Varie, 29 luglio 2004
LOMBARDI Sandro
LOMBARDI Sandro Ponte a Poppi (Arezzo) 30 settembre 1951. Attore • «Per i palati fini del teatro è un nome noto, per non dire di culto: un Marco Paolini prima del bagno di folla televisiva del Vajont [...] Anni di avanguardia spesso profanatrice, iniziati con la fondazione del Carrozzone e proseguiti con la compagnia I Magazzini insieme con l’inseparabile Federico Tiezzi [...] In lui sembra rivivere l’antica arte del mattatore, quella capace di soggiogare le platee con la forza della provocazione fusa a quella del candore [...] “Quando, negli anni Settanta, noi del Carrozzone polemizzavamo col teatro commerciale, ci riallacciavamo proprio alla tradizione: rifiutavamo ruoli definiti, ma questo era già accaduto nelle grandi compagnie del passato.

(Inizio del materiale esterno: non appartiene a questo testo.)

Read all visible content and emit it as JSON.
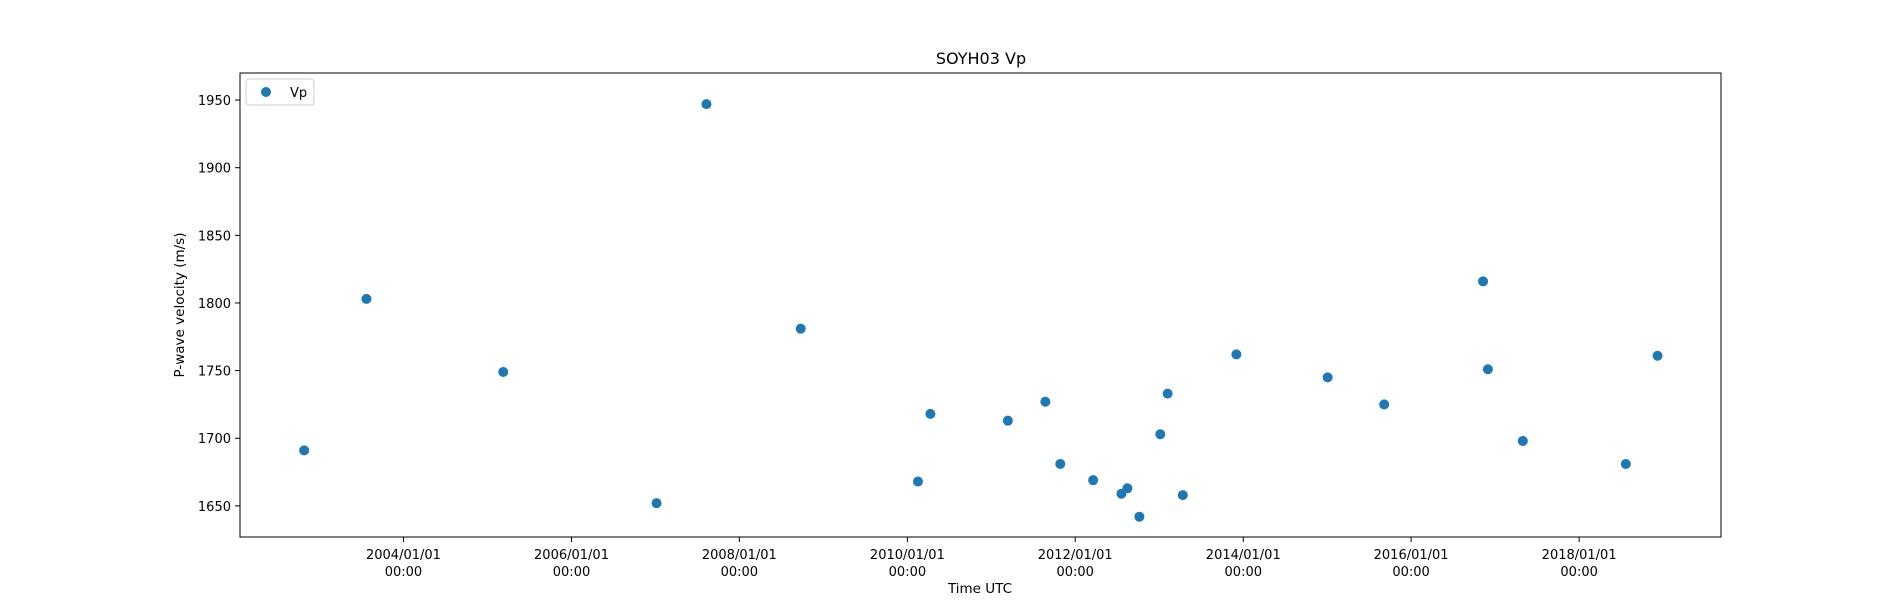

Poi io non volevo fare l’attore. Il rapporto diretto con il pubblico mi terrorizzava. Alla fine Federico Tiezzi mi convinse: nel 1982 mi fece debuttare nello spettacolo ispirato a Sulla Strada [...]» (Nenni Delbecchi, “Panorama” 11/2/1999) • «Gli anni felici di Sandro Lombardi sono quelli della scoperta del bisogno ”di un teatro che parta dal cuore”. Sono gli svelamenti del Living Theatre e di Grotowski, di Bob Wilson e dell’“anti-retorica” di Pina Bausch. Sono gli squarci regalati da Mozart e da Verdi anche quando il fanatismo avanguardista imponeva ai giovani teatranti di affondare la tradizione. Sono gli incontri con Carmelo Bene, Carlo Cecchi, Leo e Perla; e con poeti, pittori, musicisti: artisti nomadi e ludici, trasgressivi e snob. Ma sono anche i giorni dell’infanzia in Casentino, della visione de Le notti di Cabiria, dell’amicizia con Tondelli e dell’ammirazione per Mina, che in sintonia con le ricerche più avanzate “liberava la voce da intonazioni prevedibili proiettando la parola nella musica e viceversa”. Attore di culto del “nuovo” teatro di fine millennio e presenza scenica sempre originale (nei toni intensi eppure smorzati, nell’umorismo senza sorrisi, nell’infinita e misteriosa leggerezza) [...] “Capire di essere un attore, a trent’anni: avevo cominciato a lavorare in scena giovanissimo, ma la profonda consapevolezza fu tardiva. Approdi rivelatori furono Genet a Tangeri e Come è di Beckett. Poi la trilogia dantesca, con la sua lingua capace di incarnare le cose, e non solo delegata a definirle [...]» (Leonetta Bentivoglio, “la Repubblica” 8/11/2004).